Think about this. Have you ever worked on a team where some people weren’t showing up or weren’t responding to emails/texts, joining the effort, turning in their parts on time, etc? How about a team that just couldn’t get along and work together? How could the leader ALONE get everyone to be a better participant? What if there is no defined leader, like for a school team-project?
Imagine in those difficult teams, if every participant had the idea to act like a leader, no matter what. To lead by example by being an active participant, doing the parts they’re assigned, and something extra to help everyone else. Imagine that team!
Every participant cannot have authority the way the appointed/elected leader can, but every participant does have power and influence with the rest of the group! Any negative behavior will affect the group negatively, and any positive behavior will affect the group positively. That is the power you carry as a participant every single day!
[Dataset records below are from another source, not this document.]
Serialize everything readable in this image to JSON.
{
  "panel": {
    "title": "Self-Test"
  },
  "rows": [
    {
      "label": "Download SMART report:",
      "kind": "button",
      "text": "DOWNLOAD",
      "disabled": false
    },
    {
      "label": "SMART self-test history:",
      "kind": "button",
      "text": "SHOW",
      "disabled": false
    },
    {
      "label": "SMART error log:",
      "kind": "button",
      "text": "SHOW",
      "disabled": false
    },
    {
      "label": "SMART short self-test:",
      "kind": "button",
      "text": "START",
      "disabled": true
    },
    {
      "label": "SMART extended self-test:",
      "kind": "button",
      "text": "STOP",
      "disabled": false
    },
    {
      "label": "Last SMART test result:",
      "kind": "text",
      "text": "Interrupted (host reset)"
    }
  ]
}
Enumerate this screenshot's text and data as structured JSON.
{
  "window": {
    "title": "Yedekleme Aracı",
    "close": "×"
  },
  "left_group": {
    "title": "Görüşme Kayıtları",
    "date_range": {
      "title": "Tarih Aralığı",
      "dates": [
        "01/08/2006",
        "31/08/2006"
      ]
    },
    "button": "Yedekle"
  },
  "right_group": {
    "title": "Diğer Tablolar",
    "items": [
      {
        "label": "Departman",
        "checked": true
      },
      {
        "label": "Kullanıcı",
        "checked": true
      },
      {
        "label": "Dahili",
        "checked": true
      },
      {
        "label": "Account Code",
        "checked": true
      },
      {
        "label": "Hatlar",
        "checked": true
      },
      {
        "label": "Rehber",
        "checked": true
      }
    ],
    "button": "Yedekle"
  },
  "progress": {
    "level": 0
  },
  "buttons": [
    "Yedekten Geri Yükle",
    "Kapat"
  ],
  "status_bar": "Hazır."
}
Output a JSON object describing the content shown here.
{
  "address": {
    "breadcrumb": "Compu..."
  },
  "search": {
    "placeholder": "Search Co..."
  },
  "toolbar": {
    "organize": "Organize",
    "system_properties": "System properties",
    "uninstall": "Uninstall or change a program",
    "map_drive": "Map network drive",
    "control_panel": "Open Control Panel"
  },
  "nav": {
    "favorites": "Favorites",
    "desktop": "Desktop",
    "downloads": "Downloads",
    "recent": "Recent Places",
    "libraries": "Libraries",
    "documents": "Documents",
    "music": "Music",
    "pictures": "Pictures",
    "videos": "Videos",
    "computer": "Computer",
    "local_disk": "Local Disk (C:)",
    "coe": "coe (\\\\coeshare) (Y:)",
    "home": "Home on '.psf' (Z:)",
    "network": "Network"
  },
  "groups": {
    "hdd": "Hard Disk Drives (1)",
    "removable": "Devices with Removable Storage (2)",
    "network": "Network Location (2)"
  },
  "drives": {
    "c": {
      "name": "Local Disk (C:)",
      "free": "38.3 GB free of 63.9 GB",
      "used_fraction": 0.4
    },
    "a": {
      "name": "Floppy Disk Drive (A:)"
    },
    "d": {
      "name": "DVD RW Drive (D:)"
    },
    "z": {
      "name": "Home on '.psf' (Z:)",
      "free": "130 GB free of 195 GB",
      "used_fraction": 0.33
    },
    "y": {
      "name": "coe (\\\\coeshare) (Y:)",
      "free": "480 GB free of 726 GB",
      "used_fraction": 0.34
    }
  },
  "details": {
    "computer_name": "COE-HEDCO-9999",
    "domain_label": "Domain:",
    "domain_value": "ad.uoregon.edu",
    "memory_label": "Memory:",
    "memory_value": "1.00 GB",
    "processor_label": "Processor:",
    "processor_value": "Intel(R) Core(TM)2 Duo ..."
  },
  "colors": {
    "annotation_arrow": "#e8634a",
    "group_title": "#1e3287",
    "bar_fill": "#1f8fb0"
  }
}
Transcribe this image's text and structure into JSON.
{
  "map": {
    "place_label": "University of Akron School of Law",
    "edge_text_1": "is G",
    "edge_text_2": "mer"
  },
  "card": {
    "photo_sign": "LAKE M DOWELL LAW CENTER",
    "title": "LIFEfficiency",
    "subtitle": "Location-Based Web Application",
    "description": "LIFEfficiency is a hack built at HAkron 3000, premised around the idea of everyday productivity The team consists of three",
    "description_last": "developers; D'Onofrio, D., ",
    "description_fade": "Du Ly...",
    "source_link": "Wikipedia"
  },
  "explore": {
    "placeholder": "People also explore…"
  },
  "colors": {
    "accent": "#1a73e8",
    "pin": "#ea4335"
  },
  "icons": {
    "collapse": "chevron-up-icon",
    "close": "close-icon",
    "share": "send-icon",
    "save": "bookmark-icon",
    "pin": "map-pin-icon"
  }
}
Here are some specific ways you can exhibit leadership as a participant:
- Do the work you’re supposed to do and do it on time. That helps the group feel productive and motivates others to do the same.
- Have a positive attitude, even when you have a concern or don’t like something. You can still bring up an issue without being negative.
- Instead of “I don’t think that will work,” try “I know of something else that might work…”
- Instead of “I’m worried about this,” try “I see an opportunity for us to be even better if we work on this…”
- Instead of “We’ve done that before,” try “Let’s find a way to make that even more successful than before.”
- When someone says or does something that you admire, tell them and give them that boost of confidence.
- When no one else is volunteering, you be the one to do it.
- If you’re ALWAYS the one who is volunteering, tell a few team members before your next meeting that you think they’d be very valuable if they were to volunteer.
Developing these habits will help others view you as a potential leader and will naturally bring more leadership opportunities your way.
A good leader is not always a charismatic one who is the center of attention. A good leader lets others shine and encourages others’ success! If leadership was only about ME ME ME, then it would be easy!
This week we’re focusing on the Restorative Strength. Read more about it here. How would a Restorative be a leader as a participant? Restoratives are great at identifying and fixing problems. They will naturally be doing this anyway, even if no one asks them to! So, when they see a potential problem, they can bring it to the team’s attention and offer solutions, taking the lead on this part of accomplishing the goal.
What Strengths do you have that can make you a leader in every-day situations?